Gobernaba Arturo Frondizi, los bancos seguían cerrados, y la escasez empezó a talonearme. Me lancé al rebusque. Un aviso pedía comparsas para la temporada de Aída en el Colón, y me anoté. De buena presencia, logré eludir los roles de la gleba. Ni pueblo ni esclavo: portantino. Treinta pesos por ensayo, cincuenta por función, vestido de dudoso egipcio, y con una larga vara rematada por un león alado. Y lo mejor: entrar al Colón por primera vez, y verlo desde el mismo escenario en el que cantó Caruso. Pero después de cinco funciones, la historia terminó, y volví a la puta calle con los bolsillos vacíos. Eso, hasta la Noche de Epifanía.

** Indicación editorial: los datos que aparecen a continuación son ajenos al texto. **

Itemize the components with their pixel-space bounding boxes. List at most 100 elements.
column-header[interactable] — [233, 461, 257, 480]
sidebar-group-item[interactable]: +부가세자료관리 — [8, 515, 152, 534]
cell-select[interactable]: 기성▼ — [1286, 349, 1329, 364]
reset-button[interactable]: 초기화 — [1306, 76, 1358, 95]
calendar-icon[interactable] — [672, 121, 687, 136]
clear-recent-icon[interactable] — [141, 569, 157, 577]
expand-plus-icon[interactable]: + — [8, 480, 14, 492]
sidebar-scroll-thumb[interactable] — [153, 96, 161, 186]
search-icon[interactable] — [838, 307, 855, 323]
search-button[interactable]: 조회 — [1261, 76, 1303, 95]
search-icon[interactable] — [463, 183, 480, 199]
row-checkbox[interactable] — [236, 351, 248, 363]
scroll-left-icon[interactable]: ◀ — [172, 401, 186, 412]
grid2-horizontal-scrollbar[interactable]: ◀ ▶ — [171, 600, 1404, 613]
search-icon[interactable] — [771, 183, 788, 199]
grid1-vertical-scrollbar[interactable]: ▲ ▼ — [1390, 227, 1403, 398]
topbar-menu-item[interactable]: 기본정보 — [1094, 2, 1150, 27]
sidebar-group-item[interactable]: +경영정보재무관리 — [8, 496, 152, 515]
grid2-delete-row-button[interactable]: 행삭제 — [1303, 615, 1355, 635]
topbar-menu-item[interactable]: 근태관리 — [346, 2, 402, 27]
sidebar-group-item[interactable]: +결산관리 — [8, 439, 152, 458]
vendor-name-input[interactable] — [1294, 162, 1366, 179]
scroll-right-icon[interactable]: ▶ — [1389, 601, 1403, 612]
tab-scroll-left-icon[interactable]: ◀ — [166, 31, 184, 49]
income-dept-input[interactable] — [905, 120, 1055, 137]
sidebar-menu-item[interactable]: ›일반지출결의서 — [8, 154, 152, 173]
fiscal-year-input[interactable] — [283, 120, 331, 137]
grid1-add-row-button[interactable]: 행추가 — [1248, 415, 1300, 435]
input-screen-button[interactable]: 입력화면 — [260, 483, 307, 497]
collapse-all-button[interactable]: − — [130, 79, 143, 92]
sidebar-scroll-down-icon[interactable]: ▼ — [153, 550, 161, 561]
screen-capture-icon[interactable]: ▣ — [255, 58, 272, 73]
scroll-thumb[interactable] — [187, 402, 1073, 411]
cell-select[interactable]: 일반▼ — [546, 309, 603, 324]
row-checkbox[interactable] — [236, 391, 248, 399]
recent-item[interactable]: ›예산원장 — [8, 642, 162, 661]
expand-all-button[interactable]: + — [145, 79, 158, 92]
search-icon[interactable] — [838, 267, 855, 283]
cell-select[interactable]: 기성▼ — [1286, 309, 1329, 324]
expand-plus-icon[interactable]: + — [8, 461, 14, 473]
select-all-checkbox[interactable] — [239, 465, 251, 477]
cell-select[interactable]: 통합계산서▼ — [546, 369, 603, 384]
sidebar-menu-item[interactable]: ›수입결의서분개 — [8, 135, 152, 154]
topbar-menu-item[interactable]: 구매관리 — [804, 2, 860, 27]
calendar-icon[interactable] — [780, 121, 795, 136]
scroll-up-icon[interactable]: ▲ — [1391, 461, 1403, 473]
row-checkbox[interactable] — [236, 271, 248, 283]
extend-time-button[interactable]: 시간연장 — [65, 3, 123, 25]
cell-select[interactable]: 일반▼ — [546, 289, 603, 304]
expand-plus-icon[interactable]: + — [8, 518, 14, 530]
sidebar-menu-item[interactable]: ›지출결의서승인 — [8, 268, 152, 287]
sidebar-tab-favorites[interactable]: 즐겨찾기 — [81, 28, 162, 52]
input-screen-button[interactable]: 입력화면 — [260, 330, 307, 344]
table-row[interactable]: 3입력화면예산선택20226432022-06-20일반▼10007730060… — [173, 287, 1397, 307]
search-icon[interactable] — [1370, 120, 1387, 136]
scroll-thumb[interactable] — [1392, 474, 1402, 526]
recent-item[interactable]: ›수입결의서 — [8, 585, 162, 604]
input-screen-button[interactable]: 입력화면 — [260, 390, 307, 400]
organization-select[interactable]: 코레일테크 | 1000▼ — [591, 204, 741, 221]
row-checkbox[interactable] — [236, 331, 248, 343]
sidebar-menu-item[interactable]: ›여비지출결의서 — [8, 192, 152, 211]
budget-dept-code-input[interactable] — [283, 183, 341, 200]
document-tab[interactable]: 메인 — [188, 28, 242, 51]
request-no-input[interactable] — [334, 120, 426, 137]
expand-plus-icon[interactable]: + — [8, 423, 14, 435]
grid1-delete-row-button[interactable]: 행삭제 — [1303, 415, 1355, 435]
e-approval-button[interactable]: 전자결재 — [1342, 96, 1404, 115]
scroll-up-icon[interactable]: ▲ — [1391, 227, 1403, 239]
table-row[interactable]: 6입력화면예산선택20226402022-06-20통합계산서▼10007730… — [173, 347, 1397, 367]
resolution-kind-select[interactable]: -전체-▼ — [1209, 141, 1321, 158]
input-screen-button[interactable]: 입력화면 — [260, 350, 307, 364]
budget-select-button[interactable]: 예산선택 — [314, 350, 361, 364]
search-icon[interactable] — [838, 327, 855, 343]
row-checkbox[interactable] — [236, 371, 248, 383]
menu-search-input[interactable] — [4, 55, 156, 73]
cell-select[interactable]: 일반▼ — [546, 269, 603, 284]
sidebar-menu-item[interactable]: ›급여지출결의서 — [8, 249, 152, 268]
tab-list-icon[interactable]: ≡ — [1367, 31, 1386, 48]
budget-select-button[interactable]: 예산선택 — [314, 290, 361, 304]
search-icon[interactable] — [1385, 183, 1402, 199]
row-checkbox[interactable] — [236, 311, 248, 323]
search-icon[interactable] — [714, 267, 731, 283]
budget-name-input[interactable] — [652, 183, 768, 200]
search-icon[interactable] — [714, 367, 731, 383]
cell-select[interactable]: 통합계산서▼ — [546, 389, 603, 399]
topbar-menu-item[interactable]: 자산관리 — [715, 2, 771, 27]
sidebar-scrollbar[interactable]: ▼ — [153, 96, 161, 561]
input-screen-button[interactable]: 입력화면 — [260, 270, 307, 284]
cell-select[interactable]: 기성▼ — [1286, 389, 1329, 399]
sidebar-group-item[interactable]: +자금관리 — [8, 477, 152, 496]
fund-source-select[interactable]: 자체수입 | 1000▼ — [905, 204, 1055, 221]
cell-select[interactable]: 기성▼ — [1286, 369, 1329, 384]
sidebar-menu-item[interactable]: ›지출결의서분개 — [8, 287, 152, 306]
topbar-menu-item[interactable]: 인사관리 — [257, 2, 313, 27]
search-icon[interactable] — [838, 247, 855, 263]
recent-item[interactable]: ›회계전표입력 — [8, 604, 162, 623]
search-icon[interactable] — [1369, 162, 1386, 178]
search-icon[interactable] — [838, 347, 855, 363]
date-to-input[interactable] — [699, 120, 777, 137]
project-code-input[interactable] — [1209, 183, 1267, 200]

Aquella alta noche de invierno en la estación Beccar. Recalé allí por amor: acompañé hasta las Lomas de San Isidro a mi novia; fumando, esperé el tren, y descubrí al hombrecito de la fusta. Que, lentamente, se me acercó. Me saludó, me pidió fuego, y elogió el anillo de mi anular: dorado y con una falsa piedra azul, regalo de otra novia. "Se lo compro", me dijo. Me negué: "No puedo, es un recuerdo". Me preguntó quién era y qué hacía a esa hora en la estación. Fui breve: "Alfredo, empleado bancario, estudiante, y en la lona: más de dos meses de huelga".
Se golpeó la pierna derecha con la fusta, y habló: "Mirá, pibe, yo te voy a sacar del apuro, pero si ganás, tenés que venderme el anillo. El sábado, en la sexta de Palermo, jugale a Gambeto, y el domingo, en la cuarta de San Isidro, a Bonete. Meteles toda la plata que puedas conseguir, y después no jugués más". Llegó el primer tren de la mañana, y le regalé el anillo: el gesto, aunque Gambeto y Bonete llegaran revoleando la cola, lo merecía.
Al otro día, víspera de sábado, empecé a sacar plata de las piedras. Vendí, con dolor, mi colección completa de novelas policiales de la colección Rastros, cuyo primer número se llamaba El enigma del caracol, y que entregarlo me partió el corazón. Le pedí unos pesos prestados al carnicero y al kiosquero de mi barrio. Jugué de afuera, en una agencia. Y sin grandes esperanzas, como la novela de Dickens.
Gambeto ganó por varios cuerpos y pagó más de catorce pesos, y Bonete hizo bien su trabajo: primero, once y pico por boleto. Me sentí Midas. No pude recobrar mi colección, pero pagué las deudas y quedé con resto. Una semana después, Frondizi movilizó al gremio bancario con el ejército y la armada. Delegado, caí preso en la Escuela de Mecánica, muchos años antes de su atroz destino. Pasé dos días en un galpón, con un solo baño y una sola canilla para decenas de huelguistas. Pero acariciando los pesos que me dejaron esos caballitos, como si conocieran mi penuria.
A veces me pregunto qué destino los esperó en el retiro, y qué palmo de tierra guarda sus huesos. Y aunque no sé de la fusta chaquetilla ni color, como reza el tango, cada tanto grito para mis adentros: "¡Gambeto solo nomás! ¡Bonete viejo y peludo!". Como una oración.